Company spending on cloud services will account for a progressively larger portion of total IT expenditure. Businesses currently spend about $2 trillion each year globally on IT.
(Source: IHS Technology, February 2014)
Why is the Cloud becoming more popular?
For companies that provide online storage, analytics, computing and provisioning services, the Cloud is becoming a crucial cornerstone. This is because smartphones and tablets especially, but also computers consume a growing amount of media, and require ever-greater storage solutions, which the cloud can now provide.
This growing market is attracting multibillion-dollar investments in cloud-based architectures, Rebello added.
Companies of all sizes are currently competing to provide enterprises and consumers with their own private or public cloud storage services.
The giants – Microsoft, Apple, Amazon and Google are offering public cloud storage that drives companies’ hardware and content.
The smaller players – Barracuda, Dropbox and Carbonite, in order to compete with the giants, have adopted the Freemium model, in which there is a fixed amount of free storage and a premium storage service customers pay for.
Competitors are fiercely positioning themselves for dominance, Rebello explained. There were 630 million consumer subscriptions to the Cloud in 2013, this year IHS predicts the number will rise to 730 million. This is a huge pool of customers to which cloud-suppliers can market their services, as well as other non-cloud products.
IHS gives as an example Amazon, which has a virtually limitless number of products. If Amazon manages to turn a casual user of its online Cloud services into a loyal and permanent client, the business opportunities are endless.

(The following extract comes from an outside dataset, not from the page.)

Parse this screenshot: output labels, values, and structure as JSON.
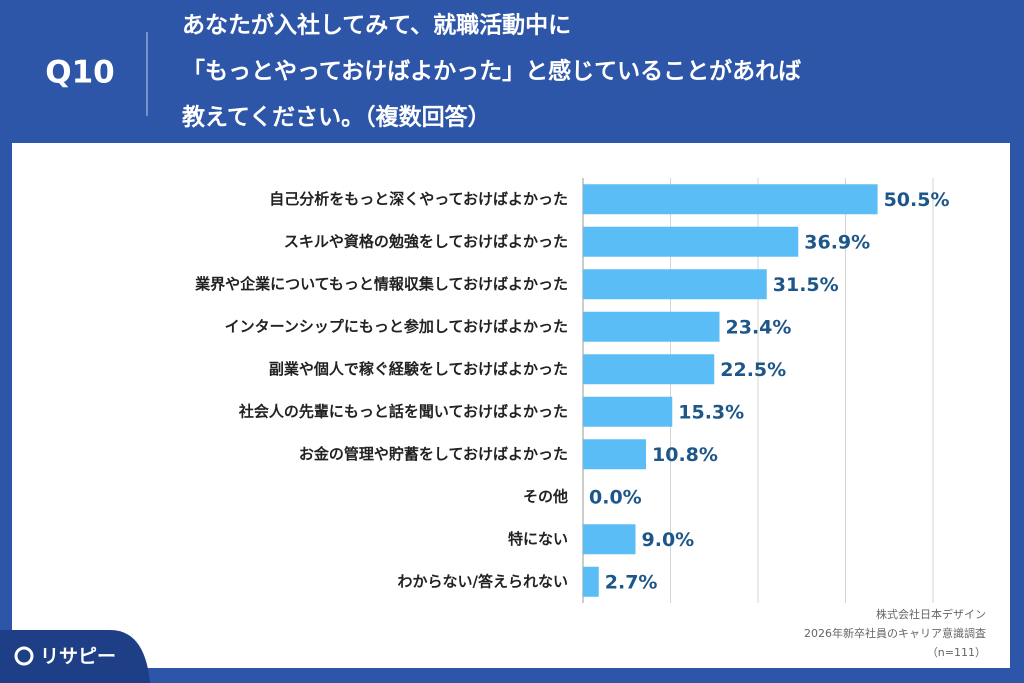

Wireless providers well placed to offer Cloud services
Among the competitors offering services and infrastructure, wireless providers are in an especially strong position to offer online Cloud storage to boost value to their consumers.
The Cloud can help reduce churn, a periodic problem experienced by all wireless providers as customers move to other operators. By seeking out demographic data using the Cloud, providers can also put forward individually-targeted offerings for their existing clients.
“By using big data and sophisticated data-analytic tools, wireless providers could offer truly differentiated services to subscribers,” Rebello explained.
So far, however, wireless operators still lag a long way behind the likes of Google or Amazon regarding cloud offerings. They are missing out on an enormous cloud-related earning potential “which is going instead to rival faction of the mobile value chain.”
IHS believes:
“All told, cloud services must strike the correct balance between providing convenience to users, while at the same time respecting their privacy.”
What is the Cloud or cloud computing?
We all used to keep our data, i.e. music, files, movies and photos in vinyl records (LPs or EPs), video cartridges, photo albums made of paper, and paper files.
As technology evolved these data were stored on a floppy disk, CD or computer hard drive.
Many pictures today are stored online on Facebook or Flickr, we listen to music on Pandora or some similar service, and watch TV programs and movies on Amazon or Netflix.
In all three cases, the pictures, music and movies are not stored in our computers, but elsewhere – that place is known as The Cloud.
Put simply, the Cloud refers to the Internet, regarding things we used to store on our computers, CDs, sticks or floppy disks.
If somebody tells you they stored something “in the Cloud”, they mean it was stored online on an Internet service. Webmail or email services are in the Cloud.
Cloud services offer software, hardware and information resources.